Quinto Concurso de Cuento Corto: ¿aguas infernales?

 



¿aguas infernales?

En la soledad de mi alma voy soltando aquello que me ata.

Vagando, vagabas, te ahogabas. 

La escasa luz de la luna iba y venía entre forcejeos con las nubes impertinentes que llamaban con cinismo a la lluvia, mis pulmones quemaban y las extremidades ya no me respondían. Mi cabeza chocaba rudamente contra las olas y contra los cuerpos danzantes que, ajenos a todo, pasaban de largo ignorando la desesperación que de mí salía y que le bailaba a la altura de sus pies. Los dos metros de profundidad de la piscina eran el vivo descenso torturante al purgatorio, mi alma se iba como cual pecadora fuese y mis brazos lloraban por encontrar refugio en otros brazos, en otro cuerpo y, por primera vez, no había razón romántica en medio.


Grita, pelea que bajando te vas.


Abajo hay monstruos, que, entre las sombras, quieren entrar a mi inconsciente. Abajo se me va la vida: recuerdo los excesos, los amores, las soledades anidadas en el desespero de la insuficiencia. Estúpidamente pienso que me lo merezco, que merezco que el aire me escasee de esa forma, que la vida se me vaya y que mis brazos desfallezcan. Estúpidamente me digo que me lo busqué, que pare de moverme, que no hay esperanza, que, si me extrañasen allá arriba, no estaría muriendo a sus pies como cuan mustia abandonada y desechada. El agua aún desborda mis sentidos y, también, encontró el camino a mis pulmones; la siento, tan fría y cruel haciendo su trayecto por los sitios prohibidos de mi cuerpo.
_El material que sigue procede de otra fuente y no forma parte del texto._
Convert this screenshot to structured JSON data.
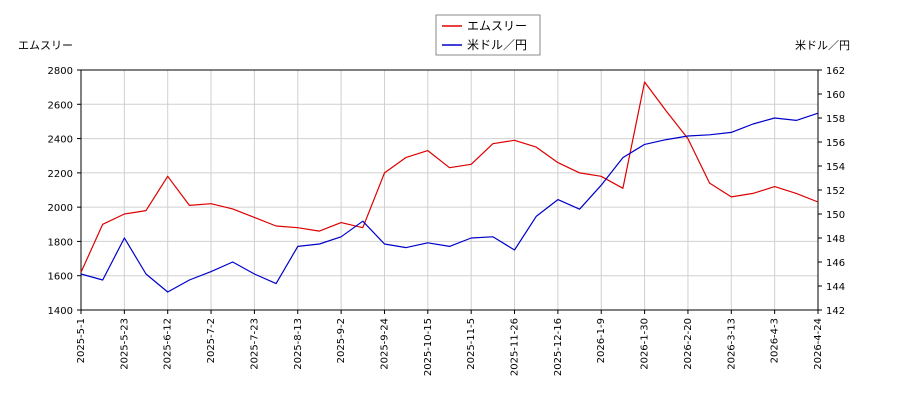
{
  "chart_data": {
    "type": "line",
    "title": "",
    "legend_position": "top-center",
    "grid": true,
    "y_left": {
      "label": "エムスリー",
      "range": [
        1400,
        2800
      ],
      "ticks": [
        1400,
        1600,
        1800,
        2000,
        2200,
        2400,
        2600,
        2800
      ]
    },
    "y_right": {
      "label": "米ドル／円",
      "range": [
        142,
        162
      ],
      "ticks": [
        142,
        144,
        146,
        148,
        150,
        152,
        154,
        156,
        158,
        160,
        162
      ]
    },
    "x_ticks": [
      "2025-5-1",
      "2025-5-23",
      "2025-6-12",
      "2025-7-2",
      "2025-7-23",
      "2025-8-13",
      "2025-9-2",
      "2025-9-24",
      "2025-10-15",
      "2025-11-5",
      "2025-11-26",
      "2025-12-16",
      "2026-1-9",
      "2026-1-30",
      "2026-2-20",
      "2026-3-13",
      "2026-4-3",
      "2026-4-24"
    ],
    "series": [
      {
        "name": "エムスリー",
        "axis": "left",
        "color": "#dd0000",
        "x": [
          0,
          0.5,
          1,
          1.5,
          2,
          2.5,
          3,
          3.5,
          4,
          4.5,
          5,
          5.5,
          6,
          6.5,
          7,
          7.5,
          8,
          8.5,
          9,
          9.5,
          10,
          10.5,
          11,
          11.5,
          12,
          12.5,
          13,
          13.5,
          14,
          14.5,
          15,
          15.5,
          16,
          16.5,
          17
        ],
        "y": [
          1620,
          1900,
          1960,
          1980,
          2180,
          2010,
          2020,
          1990,
          1940,
          1890,
          1880,
          1860,
          1910,
          1880,
          2200,
          2290,
          2330,
          2230,
          2250,
          2370,
          2390,
          2350,
          2260,
          2200,
          2180,
          2110,
          2730,
          2560,
          2400,
          2140,
          2060,
          2080,
          2120,
          2080,
          2030
        ]
      },
      {
        "name": "米ドル／円",
        "axis": "right",
        "color": "#0000cc",
        "x": [
          0,
          0.5,
          1,
          1.5,
          2,
          2.5,
          3,
          3.5,
          4,
          4.5,
          5,
          5.5,
          6,
          6.5,
          7,
          7.5,
          8,
          8.5,
          9,
          9.5,
          10,
          10.5,
          11,
          11.5,
          12,
          12.5,
          13,
          13.5,
          14,
          14.5,
          15,
          15.5,
          16,
          16.5,
          17
        ],
        "y": [
          145,
          144.5,
          148,
          145,
          143.5,
          144.5,
          145.2,
          146,
          145,
          144.2,
          147.3,
          147.5,
          148.1,
          149.4,
          147.5,
          147.2,
          147.6,
          147.3,
          148,
          148.1,
          147,
          149.8,
          151.2,
          150.4,
          152.4,
          154.7,
          155.8,
          156.2,
          156.5,
          156.6,
          156.8,
          157.5,
          158,
          157.8,
          158.4
        ]
      }
    ]
  }
}
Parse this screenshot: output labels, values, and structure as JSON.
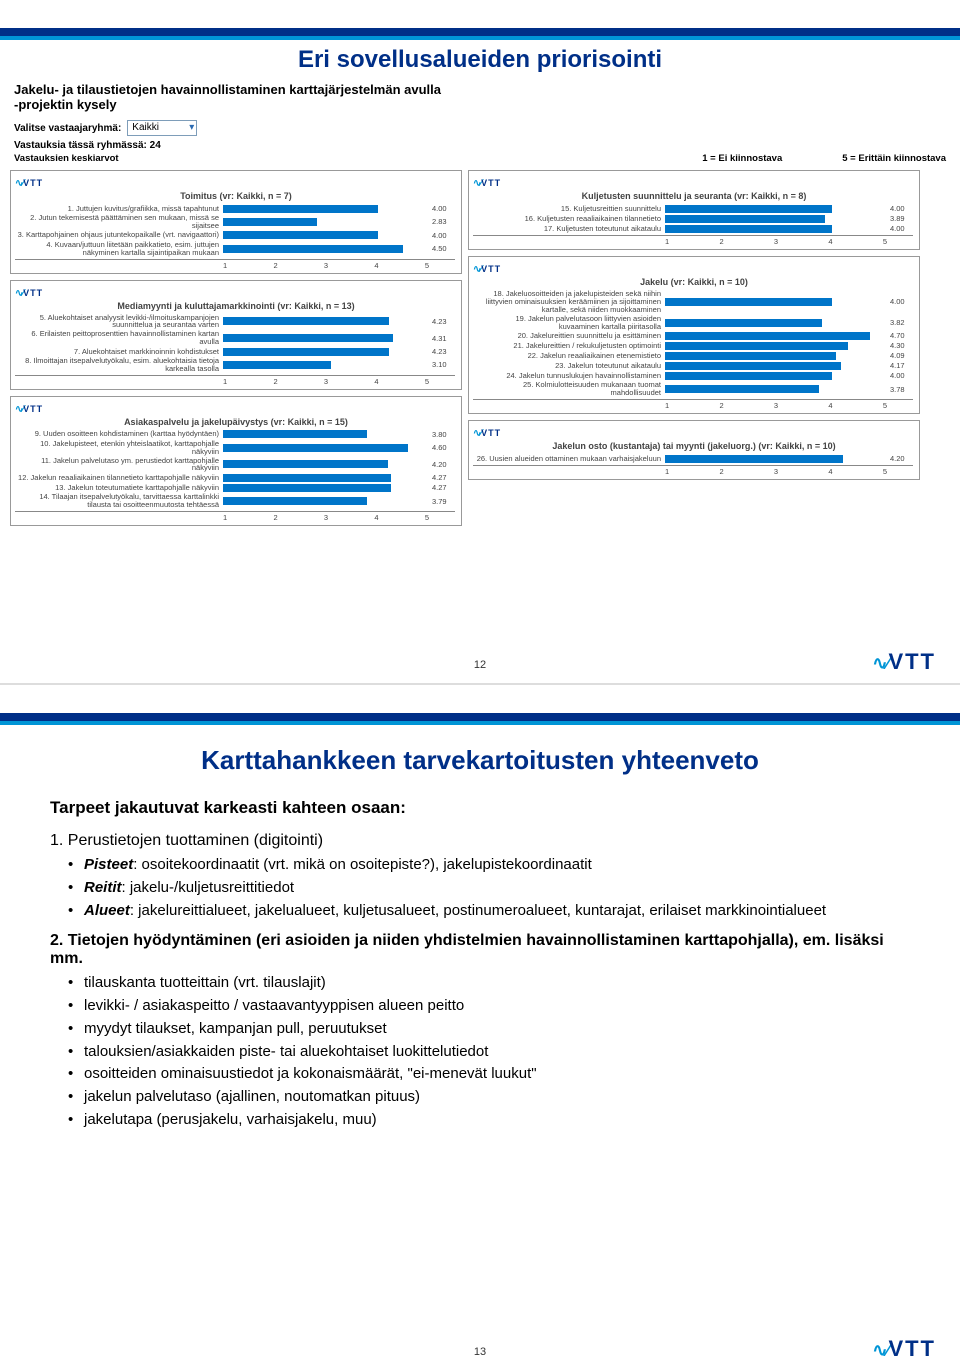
{
  "slide1": {
    "title": "Eri sovellusalueiden priorisointi",
    "subtitle1": "Jakelu- ja tilaustietojen havainnollistaminen karttajärjestelmän avulla",
    "subtitle2": "-projektin kysely",
    "selector_label": "Valitse vastaajaryhmä:",
    "selector_value": "Kaikki",
    "count_label": "Vastauksia tässä ryhmässä: 24",
    "avg_label": "Vastauksien keskiarvot",
    "scale_left": "1 = Ei kiinnostava",
    "scale_right": "5 = Erittäin kiinnostava",
    "page": "12",
    "axis_ticks": [
      "1",
      "2",
      "3",
      "4",
      "5"
    ],
    "panels": [
      {
        "title": "Toimitus (vr: Kaikki, n = 7)",
        "side": "left",
        "label_w": 208,
        "items": [
          {
            "label": "1. Juttujen kuvitus/grafiikka, missä tapahtunut",
            "val": 4.0
          },
          {
            "label": "2. Jutun tekemisestä päättäminen sen mukaan, missä se sijaitsee",
            "val": 2.83
          },
          {
            "label": "3. Karttapohjainen ohjaus jutuntekopaikalle (vrt. navigaattori)",
            "val": 4.0
          },
          {
            "label": "4. Kuvaan/juttuun liitetään paikkatieto, esim. juttujen näkyminen kartalla sijaintipaikan mukaan",
            "val": 4.5
          }
        ]
      },
      {
        "title": "Kuljetusten suunnittelu ja seuranta (vr: Kaikki, n = 8)",
        "side": "right",
        "label_w": 192,
        "items": [
          {
            "label": "15. Kuljetusreittien suunnittelu",
            "val": 4.0
          },
          {
            "label": "16. Kuljetusten reaaliaikainen tilannetieto",
            "val": 3.89
          },
          {
            "label": "17. Kuljetusten toteutunut aikataulu",
            "val": 4.0
          }
        ]
      },
      {
        "title": "Mediamyynti ja kuluttajamarkkinointi (vr: Kaikki, n = 13)",
        "side": "left",
        "label_w": 208,
        "items": [
          {
            "label": "5. Aluekohtaiset analyysit levikki-/ilmoituskampanjojen suunnittelua ja seurantaa varten",
            "val": 4.23
          },
          {
            "label": "6. Erilaisten peittoprosenttien havainnollistaminen kartan avulla",
            "val": 4.31
          },
          {
            "label": "7. Aluekohtaiset markkinoinnin kohdistukset",
            "val": 4.23
          },
          {
            "label": "8. Ilmoittajan itsepalvelutyökalu, esim. aluekohtaisia tietoja karkealla tasolla",
            "val": 3.1
          }
        ]
      },
      {
        "title": "Jakelu (vr: Kaikki, n = 10)",
        "side": "right",
        "label_w": 192,
        "items": [
          {
            "label": "18. Jakeluosoitteiden ja jakelupisteiden sekä niihin liittyvien ominaisuuksien keräämiinen ja sijoittaminen kartalle, sekä niiden muokkaaminen",
            "val": 4.0
          },
          {
            "label": "19. Jakelun palvelutasoon liittyvien asioiden kuvaaminen kartalla piiritasolla",
            "val": 3.82
          },
          {
            "label": "20. Jakelureittien suunnittelu ja esittäminen",
            "val": 4.7
          },
          {
            "label": "21. Jakelureittien / rekukuljetusten optimointi",
            "val": 4.3
          },
          {
            "label": "22. Jakelun reaaliaikainen etenemistieto",
            "val": 4.09
          },
          {
            "label": "23. Jakelun toteutunut aikataulu",
            "val": 4.17
          },
          {
            "label": "24. Jakelun tunnuslukujen havainnollistaminen",
            "val": 4.0
          },
          {
            "label": "25. Kolmiulotteisuuden mukanaan tuomat mahdollisuudet",
            "val": 3.78
          }
        ]
      },
      {
        "title": "Asiakaspalvelu ja jakelupäivystys (vr: Kaikki, n = 15)",
        "side": "left",
        "label_w": 208,
        "items": [
          {
            "label": "9. Uuden osoitteen kohdistaminen (karttaa hyödyntäen)",
            "val": 3.8
          },
          {
            "label": "10. Jakelupisteet, etenkin yhteislaatikot, karttapohjalle näkyviin",
            "val": 4.6
          },
          {
            "label": "11. Jakelun palvelutaso ym. perustiedot karttapohjalle näkyviin",
            "val": 4.2
          },
          {
            "label": "12. Jakelun reaaliaikainen tilannetieto karttapohjalle näkyviin",
            "val": 4.27
          },
          {
            "label": "13. Jakelun toteutumatiete karttapohjalle näkyviin",
            "val": 4.27
          },
          {
            "label": "14. Tilaajan itsepalvelutyökalu, tarvittaessa karttalinkki tilausta tai osoitteenmuutosta tehtäessä",
            "val": 3.79
          }
        ]
      },
      {
        "title": "Jakelun osto (kustantaja) tai myynti (jakeluorg.) (vr: Kaikki, n = 10)",
        "side": "right",
        "label_w": 192,
        "items": [
          {
            "label": "26. Uusien alueiden ottaminen mukaan varhaisjakeluun",
            "val": 4.2
          }
        ]
      }
    ]
  },
  "slide2": {
    "title": "Karttahankkeen tarvekartoitusten yhteenveto",
    "heading": "Tarpeet jakautuvat karkeasti kahteen osaan:",
    "sec1": {
      "num": "1. Perustietojen tuottaminen (digitointi)",
      "items": [
        {
          "pre": "Pisteet",
          "txt": ": osoitekoordinaatit (vrt. mikä on osoitepiste?), jakelupistekoordinaatit"
        },
        {
          "pre": "Reitit",
          "txt": ": jakelu-/kuljetusreittitiedot"
        },
        {
          "pre": "Alueet",
          "txt": ": jakelureittialueet, jakelualueet, kuljetusalueet, postinumeroalueet, kuntarajat, erilaiset markkinointialueet"
        }
      ]
    },
    "sec2": {
      "num": "2. Tietojen hyödyntäminen (eri asioiden ja niiden yhdistelmien havainnollistaminen karttapohjalla), em. lisäksi mm.",
      "items": [
        "tilauskanta tuotteittain (vrt. tilauslajit)",
        "levikki- / asiakaspeitto / vastaavantyyppisen alueen peitto",
        "myydyt tilaukset, kampanjan pull, peruutukset",
        "talouksien/asiakkaiden piste- tai aluekohtaiset luokittelutiedot",
        "osoitteiden ominaisuustiedot ja kokonaismäärät, \"ei-menevät luukut\"",
        "jakelun palvelutaso (ajallinen, noutomatkan pituus)",
        "jakelutapa (perusjakelu, varhaisjakelu, muu)"
      ]
    },
    "page": "13"
  },
  "colors": {
    "brand": "#002f87",
    "accent": "#0095d6",
    "bar": "#0075c9"
  }
}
En la desesperación muda que me agobia, abro la boca para gritar, pero no sale nada; por el contrario, el agua encuentra otro camino para hacer su entrada y me reprimo con odio ser tan impaciente, me reprimo por no ser suficiente incluso para darme cobijo en medio de la desesperación, me reclamo por no ser lo suficientemente autónoma y por mis nulas habilidades acuáticas. 
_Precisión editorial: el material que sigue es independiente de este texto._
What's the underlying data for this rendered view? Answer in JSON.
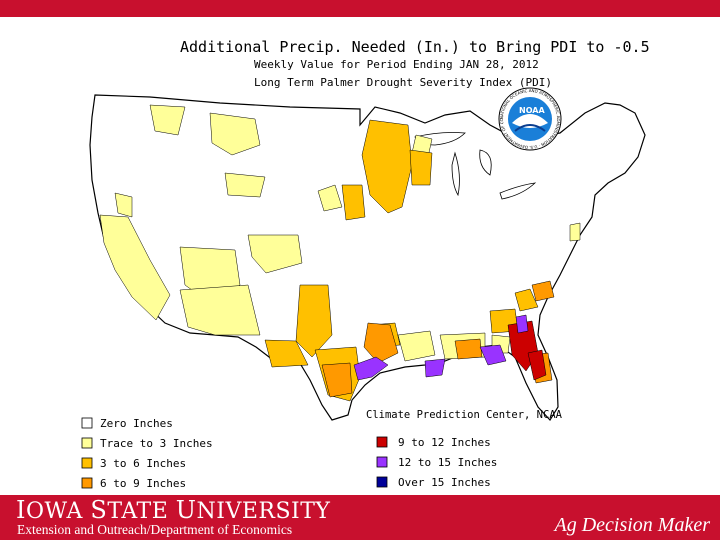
{
  "header": {
    "title": "Additional Precip. Needed (In.) to Bring PDI to -0.5",
    "subtitle1": "Weekly Value for Period Ending JAN 28, 2012",
    "subtitle2": "Long Term Palmer Drought Severity Index (PDI)"
  },
  "noaa_logo": {
    "text": "NOAA",
    "ring_text": "NATIONAL OCEANIC AND ATMOSPHERIC ADMINISTRATION · U.S. DEPARTMENT OF COMMERCE"
  },
  "credit": "Climate Prediction Center, NCAA",
  "legend": {
    "left": [
      {
        "label": "Zero Inches",
        "color": "#ffffff"
      },
      {
        "label": "Trace to 3 Inches",
        "color": "#ffff99"
      },
      {
        "label": "3 to 6 Inches",
        "color": "#ffc000"
      },
      {
        "label": "6 to 9 Inches",
        "color": "#ff9900"
      }
    ],
    "right": [
      {
        "label": "9 to 12 Inches",
        "color": "#cc0000"
      },
      {
        "label": "12 to 15 Inches",
        "color": "#9933ff"
      },
      {
        "label": "Over 15 Inches",
        "color": "#000099"
      }
    ]
  },
  "map_colors": {
    "zero": "#ffffff",
    "trace": "#ffff99",
    "three_six": "#ffc000",
    "six_nine": "#ff9900",
    "nine_twelve": "#cc0000",
    "twelve_fifteen": "#9933ff",
    "over_fifteen": "#000099",
    "border": "#000000",
    "brand_red": "#c8102e"
  },
  "footer": {
    "university_a": "I",
    "university_b": "OWA ",
    "university_c": "S",
    "university_d": "TATE ",
    "university_e": "U",
    "university_f": "NIVERSITY",
    "subline": "Extension and Outreach/Department of Economics",
    "brand": "Ag Decision Maker"
  }
}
En la sed de mi ser ahogo mis males en aquello que no logro ver.

Dimensiones, presiones y adioses.

Nunca supe decir adiós y hasta ahora lo asimilo.
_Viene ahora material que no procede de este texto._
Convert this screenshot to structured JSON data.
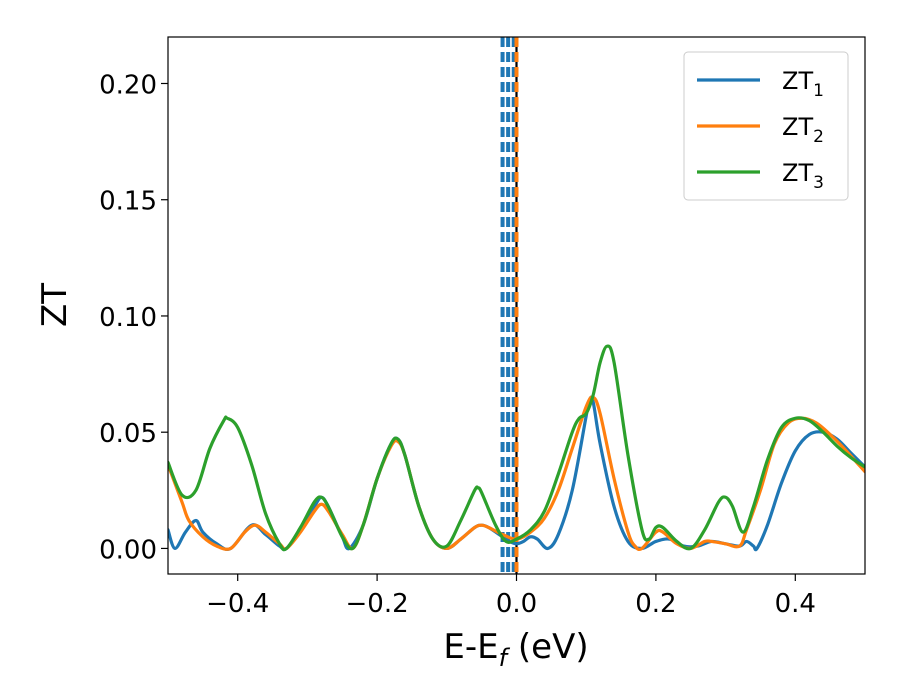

Recuerdo que el último “te amo” que sentí me lo tragué por miedo y que su fantasma aún recorre los oscuros rincones de mi mente apasionada, soñadora y terriblemente dañada. Poco a poco me dejo ir, sin perdonar, sin amar y sin encontrar cobijo. Al filo del abismo mi alma cuelga, mirando con miedo la luz que se avecina, sabiéndose completamente sola y odiando con ahínco el agua que le arrebata el edificio que habitaba a sus anchas. Mi alma me aborrece y es allí cuando me doy cuenta de que no hay marcha atrás, que se separaron los carriles, que perdí y que ahora naufrago en el fondo de una piscina atestada de gente pero que, a su vez, se siente heladamente abandonada de calor humano. Jamás dije te amo y nunca aprendí a decir adiós. 

Las soledades soleadas cubren de llanto la piedad que grita mi alma.  Grita, pelea que bailando llegás.

En el desespero mudo de mi ser escucho a lo lejos el lento acorde de la guitarra acústica que solía reconocer, parece despedirme. Es lento y punzante, sin quererlo adentro algo empieza a danzar, aunque afuera empiece a ahogarme la humedad. A lo lejos escucho una risa y no se me es ajena, estúpidamente pienso en alguna deidad morbosa disfrutando mi desespero, pero no está, tampoco ríe, la risa es mía y a la vez es tan ajena; me siento bailar a la par de cuartetos rojos que cantan en medio de cuerpos mojados. No me ahogo, no lloro, no me pierdo. El acorde recto se fue; mi risa quedó. Allí dije te amo y dejé atrás el adiós.

En la desesperanza ciega que nubla mi ser, hallo lo que se perdió en el ayer.